The fans ranged in age and background, some traveling from Maryland while others made the trip from just down the road in Ashburn. Dale Hobbs, 51, traveled from Fairfax and brought his sons Brian, 9, and Sean, 11.
"The boys asked to come out, we heard it on the news that they were doing this and they wanted to come out here and feel a connection to it," Hobbs said. "They had been feeling kind of down about the whole incident and feeling sorry for Sean Taylor and they are big fans and once they heard about this little vigil they wanted to come out and be more connected to Sean and the Redskins and just be a part of the overall community and show their support for him."

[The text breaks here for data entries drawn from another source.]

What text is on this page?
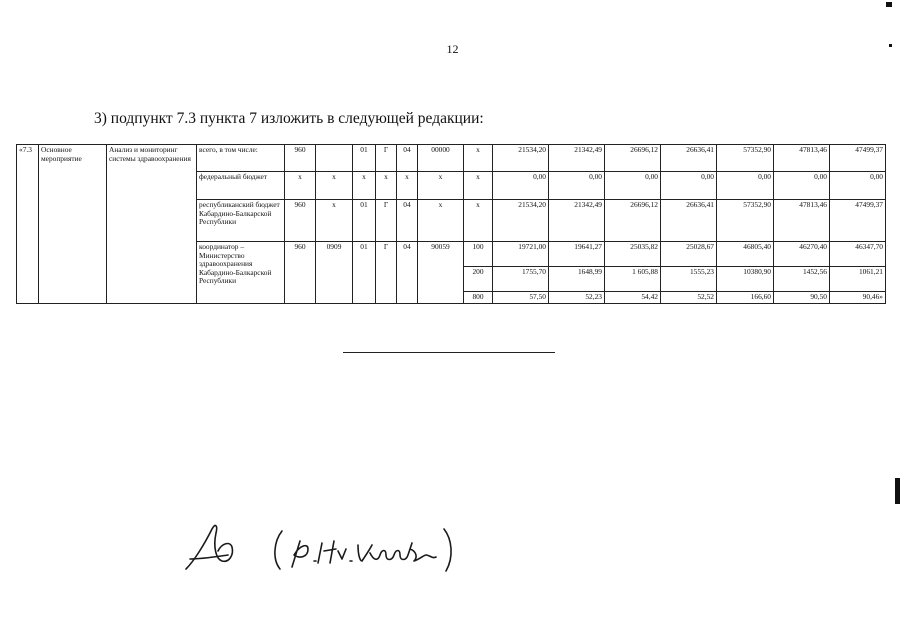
12
3) подпункт 7.3 пункта 7 изложить в следующей редакции:
«7.3	Основное мероприятие	Анализ и мониторинг системы здравоохранения	всего, в том числе:	960		01	Г	04	00000	х	21534,20	21342,49	26696,12	26636,41	57352,90	47813,46	47499,37
			федеральный бюджет	х	х	х	х	х	х	х	0,00	0,00	0,00	0,00	0,00	0,00	0,00
			республиканский бюджет Кабардино-Балкарской Республики	960	х	01	Г	04	х	х	21534,20	21342,49	26696,12	26636,41	57352,90	47813,46	47499,37
			координатор – Министерство здравоохранения Кабардино-Балкарской Республики	960	0909	01	Г	04	90059	100	19721,00	19641,27	25035,82	25028,67	46805,40	46270,40	46347,70
										200	1755,70	1648,99	1 605,88	1555,23	10380,90	1452,56	1061,21
										800	57,50	52,23	54,42	52,52	166,60	90,50	90,46»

Matt Williams, 22, of Sterling came out with his friends Donnie Guthrie, 25, and Brian Rich, 22. Williams said he heard about the shooting while at work in the morning.
"I would say it was about 7:30 and I got a phone call from my little brother, who is 19, who is a die-hard Redskins fan," Williams said. "My jaw dropped. I was just in shock. I called my dad, I called my family and everyone was in shock."
By 6:45 p.m., about 45 fans had shown up at Redskins Park, with more cars arriving every minute. At the time, the news was grim -- there were reports indicating that Taylor was unresponsive and possibly in a coma. But fans expressed hope that Taylor would recover. They stood in a circle while David Barahona, 31, of Centreville, led the group in prayer.
In the center of the circle a poster made by James Duncan, 27, of Ashburn, sat on a chair. "God Bless Sean Taylor" was written at the top of the poster, and the words "We Will Stand Together" were written in the middle of the sign.
At around 7:30 p.m., the fans heard that Taylor was responsive to a doctor's request to squeeze his hand and make a facial expression, and they erupted in cheers. Fifteen minutes later, cars still lined the road leading to Redskins Park, candles remained lit and hopes were high.
"We have to support each other and lean on each other," Lopez said. "We're all here and we're praying and we're hoping. We just gave a big 'Hail Redskins' for him because he's a fighter."